Quando já ia perto do sítio do João da Cancela, o mal-estar de Salviano transformou-se em positivo nervosismo. Se ia começar a farsa naquele dia mesmo, então precisava estar preparado desde já. Que espécie de cara devia fazer, quando em si pousassem os honestos olhos garços do amigo Cancela? Como devia falar aos homens, naquelas conversas em que às vezes se exaltava ao ponto de sentir que se lhe reviravam os olhos nas órbitas - mas sempre com apoio em algum fato, algum recorte de jornal, alguma injustiça? Ele já vira beatos bramindo nos sertões, barba e cabelos imundos de pó, uma túnica indescritível com cruzes bordadas a retrós, cajado na mão e a puxarem um bicho tão sujo quanto eles, um carneiro ou cabra. Eram homens que um dia falavam em coisas terríveis que haviam de acontecer quando a cólera de Deus fosse vingar a morte do Calvário, e que, no dia seguinte, pipilavam tolices que sem dúvida passariam quando o Filho de Deus viesse ao sertão para transformar as pedras em rebanhos e para encher de leite os rios secos.

Podia fazer um papel daqueles? Ah, que demônio o fizera aceitar a proposta doida de Júlio Salgado?

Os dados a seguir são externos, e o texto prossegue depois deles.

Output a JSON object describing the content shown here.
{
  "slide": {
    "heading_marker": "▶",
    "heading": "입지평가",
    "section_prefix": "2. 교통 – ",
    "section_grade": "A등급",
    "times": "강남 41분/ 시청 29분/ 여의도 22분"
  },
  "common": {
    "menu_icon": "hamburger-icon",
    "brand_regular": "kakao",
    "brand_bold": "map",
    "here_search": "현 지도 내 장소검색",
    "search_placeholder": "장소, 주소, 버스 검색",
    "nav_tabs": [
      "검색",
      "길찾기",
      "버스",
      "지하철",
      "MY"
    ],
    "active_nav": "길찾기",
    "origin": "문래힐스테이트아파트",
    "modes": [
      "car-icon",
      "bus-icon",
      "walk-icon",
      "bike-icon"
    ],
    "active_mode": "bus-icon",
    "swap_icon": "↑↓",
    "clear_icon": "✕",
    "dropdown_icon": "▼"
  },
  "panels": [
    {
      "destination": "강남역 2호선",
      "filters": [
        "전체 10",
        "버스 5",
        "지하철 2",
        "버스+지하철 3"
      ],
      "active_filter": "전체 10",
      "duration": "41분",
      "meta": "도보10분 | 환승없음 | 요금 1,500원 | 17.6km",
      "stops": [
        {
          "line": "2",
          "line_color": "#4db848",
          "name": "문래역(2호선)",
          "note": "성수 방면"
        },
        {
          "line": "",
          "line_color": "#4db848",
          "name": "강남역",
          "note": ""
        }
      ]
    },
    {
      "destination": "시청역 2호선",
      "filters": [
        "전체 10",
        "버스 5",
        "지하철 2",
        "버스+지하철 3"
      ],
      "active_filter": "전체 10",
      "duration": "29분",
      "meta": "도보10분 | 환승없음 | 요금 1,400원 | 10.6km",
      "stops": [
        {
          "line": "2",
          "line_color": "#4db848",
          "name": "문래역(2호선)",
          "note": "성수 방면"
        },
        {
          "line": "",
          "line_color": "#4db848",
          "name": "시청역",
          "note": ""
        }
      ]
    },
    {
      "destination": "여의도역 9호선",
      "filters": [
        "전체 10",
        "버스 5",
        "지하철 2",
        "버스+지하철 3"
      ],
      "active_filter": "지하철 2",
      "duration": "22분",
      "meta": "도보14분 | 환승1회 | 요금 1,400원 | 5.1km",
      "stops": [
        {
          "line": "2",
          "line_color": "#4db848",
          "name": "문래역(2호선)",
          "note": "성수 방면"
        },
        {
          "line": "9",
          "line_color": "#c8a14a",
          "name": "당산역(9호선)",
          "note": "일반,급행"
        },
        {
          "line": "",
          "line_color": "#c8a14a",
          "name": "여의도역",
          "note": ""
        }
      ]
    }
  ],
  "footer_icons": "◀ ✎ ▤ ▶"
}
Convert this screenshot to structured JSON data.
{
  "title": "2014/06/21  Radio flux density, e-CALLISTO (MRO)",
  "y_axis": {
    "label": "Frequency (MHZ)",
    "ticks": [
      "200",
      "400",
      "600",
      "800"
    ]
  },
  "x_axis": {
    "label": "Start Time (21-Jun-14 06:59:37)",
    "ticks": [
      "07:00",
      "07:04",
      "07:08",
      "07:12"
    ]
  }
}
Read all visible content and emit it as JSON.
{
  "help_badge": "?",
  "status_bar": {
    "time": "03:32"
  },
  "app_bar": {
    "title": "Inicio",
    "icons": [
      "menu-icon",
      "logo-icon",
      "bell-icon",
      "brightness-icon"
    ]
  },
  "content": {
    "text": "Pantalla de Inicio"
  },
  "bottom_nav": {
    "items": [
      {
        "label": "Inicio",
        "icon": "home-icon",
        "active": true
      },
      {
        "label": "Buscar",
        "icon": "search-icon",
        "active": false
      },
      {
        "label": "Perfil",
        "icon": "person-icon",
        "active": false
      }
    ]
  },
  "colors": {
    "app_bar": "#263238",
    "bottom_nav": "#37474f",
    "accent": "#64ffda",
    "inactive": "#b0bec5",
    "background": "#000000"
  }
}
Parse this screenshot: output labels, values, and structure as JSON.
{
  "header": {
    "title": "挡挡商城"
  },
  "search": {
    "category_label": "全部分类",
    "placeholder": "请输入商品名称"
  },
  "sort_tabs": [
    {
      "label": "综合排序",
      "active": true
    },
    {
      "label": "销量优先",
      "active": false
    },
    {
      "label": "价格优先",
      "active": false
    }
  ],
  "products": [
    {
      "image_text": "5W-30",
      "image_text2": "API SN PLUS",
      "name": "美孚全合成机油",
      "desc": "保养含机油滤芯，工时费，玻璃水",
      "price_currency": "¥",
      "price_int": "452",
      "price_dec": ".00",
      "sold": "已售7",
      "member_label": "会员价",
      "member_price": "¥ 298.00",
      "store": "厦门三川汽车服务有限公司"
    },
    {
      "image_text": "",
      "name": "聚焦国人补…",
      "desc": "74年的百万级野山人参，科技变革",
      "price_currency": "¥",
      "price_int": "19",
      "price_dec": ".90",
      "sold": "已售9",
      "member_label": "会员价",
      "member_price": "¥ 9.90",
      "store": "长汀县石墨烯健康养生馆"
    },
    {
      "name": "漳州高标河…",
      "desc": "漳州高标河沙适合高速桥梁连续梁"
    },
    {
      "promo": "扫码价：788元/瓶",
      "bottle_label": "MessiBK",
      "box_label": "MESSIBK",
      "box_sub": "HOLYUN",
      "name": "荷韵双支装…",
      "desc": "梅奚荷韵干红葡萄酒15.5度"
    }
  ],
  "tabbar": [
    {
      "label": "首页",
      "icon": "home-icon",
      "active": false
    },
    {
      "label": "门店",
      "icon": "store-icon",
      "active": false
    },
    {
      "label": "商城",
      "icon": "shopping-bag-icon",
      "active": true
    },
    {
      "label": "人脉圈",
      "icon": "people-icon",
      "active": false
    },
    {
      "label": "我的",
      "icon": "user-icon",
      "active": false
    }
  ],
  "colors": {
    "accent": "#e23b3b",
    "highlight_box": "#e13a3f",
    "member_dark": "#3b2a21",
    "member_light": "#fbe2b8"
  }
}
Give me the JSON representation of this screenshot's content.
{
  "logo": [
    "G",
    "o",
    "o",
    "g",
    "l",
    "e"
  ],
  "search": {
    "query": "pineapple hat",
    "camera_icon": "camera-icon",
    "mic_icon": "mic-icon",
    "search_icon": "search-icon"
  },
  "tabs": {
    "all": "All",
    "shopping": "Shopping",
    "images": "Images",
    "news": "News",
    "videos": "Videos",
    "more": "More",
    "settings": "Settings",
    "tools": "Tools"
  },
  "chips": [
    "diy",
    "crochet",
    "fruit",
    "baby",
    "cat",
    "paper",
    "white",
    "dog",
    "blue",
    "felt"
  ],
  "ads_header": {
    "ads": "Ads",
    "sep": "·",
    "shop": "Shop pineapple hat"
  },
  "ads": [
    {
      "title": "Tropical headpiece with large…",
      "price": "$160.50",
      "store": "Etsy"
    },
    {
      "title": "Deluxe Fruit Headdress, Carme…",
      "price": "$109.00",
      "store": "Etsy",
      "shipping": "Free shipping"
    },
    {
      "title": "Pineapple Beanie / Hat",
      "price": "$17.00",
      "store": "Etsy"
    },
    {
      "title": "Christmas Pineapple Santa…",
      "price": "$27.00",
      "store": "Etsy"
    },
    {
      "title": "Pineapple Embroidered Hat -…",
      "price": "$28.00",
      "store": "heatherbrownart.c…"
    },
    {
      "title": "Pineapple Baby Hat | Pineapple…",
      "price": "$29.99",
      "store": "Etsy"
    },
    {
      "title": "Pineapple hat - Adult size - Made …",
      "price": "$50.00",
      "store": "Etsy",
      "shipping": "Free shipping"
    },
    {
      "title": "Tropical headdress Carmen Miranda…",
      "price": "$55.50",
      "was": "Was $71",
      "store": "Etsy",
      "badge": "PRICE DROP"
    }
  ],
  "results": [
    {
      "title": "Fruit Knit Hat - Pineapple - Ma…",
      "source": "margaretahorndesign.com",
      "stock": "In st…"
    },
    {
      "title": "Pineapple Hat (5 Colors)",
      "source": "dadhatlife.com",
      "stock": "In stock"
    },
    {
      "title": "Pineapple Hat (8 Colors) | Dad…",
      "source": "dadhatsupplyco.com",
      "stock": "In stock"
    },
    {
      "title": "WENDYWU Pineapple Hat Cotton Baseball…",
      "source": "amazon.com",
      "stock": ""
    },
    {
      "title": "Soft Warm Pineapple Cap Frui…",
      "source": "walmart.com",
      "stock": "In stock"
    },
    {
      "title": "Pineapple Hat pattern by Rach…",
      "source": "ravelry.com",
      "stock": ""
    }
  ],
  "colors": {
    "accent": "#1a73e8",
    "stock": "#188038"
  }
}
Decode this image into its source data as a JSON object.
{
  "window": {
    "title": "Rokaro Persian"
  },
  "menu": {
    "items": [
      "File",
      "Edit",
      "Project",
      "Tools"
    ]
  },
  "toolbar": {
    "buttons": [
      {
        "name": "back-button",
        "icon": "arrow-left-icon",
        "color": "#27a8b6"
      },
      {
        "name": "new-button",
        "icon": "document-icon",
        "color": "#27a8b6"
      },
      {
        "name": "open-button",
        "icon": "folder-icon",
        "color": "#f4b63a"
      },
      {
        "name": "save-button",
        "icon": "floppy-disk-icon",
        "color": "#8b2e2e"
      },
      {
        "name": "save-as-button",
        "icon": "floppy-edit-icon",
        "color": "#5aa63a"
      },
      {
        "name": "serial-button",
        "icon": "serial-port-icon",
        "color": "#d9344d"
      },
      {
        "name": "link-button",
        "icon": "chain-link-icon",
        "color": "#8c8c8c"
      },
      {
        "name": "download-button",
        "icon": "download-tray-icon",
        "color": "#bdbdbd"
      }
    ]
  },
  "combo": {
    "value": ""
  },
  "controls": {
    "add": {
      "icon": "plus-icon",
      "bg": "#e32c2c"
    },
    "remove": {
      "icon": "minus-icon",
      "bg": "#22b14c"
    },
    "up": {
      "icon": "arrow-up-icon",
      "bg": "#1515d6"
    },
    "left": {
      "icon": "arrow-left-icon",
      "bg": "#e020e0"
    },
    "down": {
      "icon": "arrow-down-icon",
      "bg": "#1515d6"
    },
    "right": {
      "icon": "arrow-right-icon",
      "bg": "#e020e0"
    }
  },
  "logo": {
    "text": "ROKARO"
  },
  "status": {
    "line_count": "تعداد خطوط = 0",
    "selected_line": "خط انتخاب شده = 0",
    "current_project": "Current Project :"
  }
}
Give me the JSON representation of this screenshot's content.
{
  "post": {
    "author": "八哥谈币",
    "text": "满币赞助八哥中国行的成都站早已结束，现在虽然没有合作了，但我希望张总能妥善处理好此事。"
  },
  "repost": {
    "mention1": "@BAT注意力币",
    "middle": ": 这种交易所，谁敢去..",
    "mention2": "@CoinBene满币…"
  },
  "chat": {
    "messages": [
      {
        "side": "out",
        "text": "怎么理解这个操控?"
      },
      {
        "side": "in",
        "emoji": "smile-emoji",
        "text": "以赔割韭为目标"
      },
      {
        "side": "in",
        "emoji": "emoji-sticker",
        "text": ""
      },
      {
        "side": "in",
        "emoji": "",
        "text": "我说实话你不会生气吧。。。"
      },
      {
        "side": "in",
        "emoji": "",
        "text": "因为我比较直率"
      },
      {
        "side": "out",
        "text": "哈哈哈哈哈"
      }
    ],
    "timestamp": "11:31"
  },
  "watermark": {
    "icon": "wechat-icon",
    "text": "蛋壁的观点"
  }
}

Ao mesmo tempo, porém, vinha-lhe à mente a imagem insidiosa da cena final, na igreja de Petrolina, desenhada pelo agitador e que Salviano aprofundara como um santeiro escavando a madeira onde está fazendo um profeta. Aquela cena final era a sua redenção aos olhos do Cancela e de todos os demais, além de ser o supremo desafio aos bispos, ao padre Generoso, ao mundo inteiro. O plano estava bem arquitetado pelo Júlio, pensou, pois o Cancela e todos os demais não seriam perseguidos pela Polícia, depois, de vez que haviam sido “enganados” por ele, Salviano, que se disfarçara em beato... Perigo, mesmo, só correria ele, Salviano, e coragem seria a sua de fulminar os padres do próprio púlpito da igreja, de fulminar a religião dentro da Casa de Deus. Ah, isto pagaria tudo! Às escondidas, sem que Irma o visse, e para ter alguma ideia do que dizer aos homens no sítio do Cancela, Salviano estivera folheando e lendo uns trechos da Bíblia em português que Mr. Wilson deixara para Irma. E deparou logo a com história do profeta Elias, de que se lembrava confusamente, e que ascendeu aos céus num carro de fogo. Assim, ele, quando o pasmo e a indignação na igreja estivessem no apogeu, ascenderia aos céus no avião do Partido.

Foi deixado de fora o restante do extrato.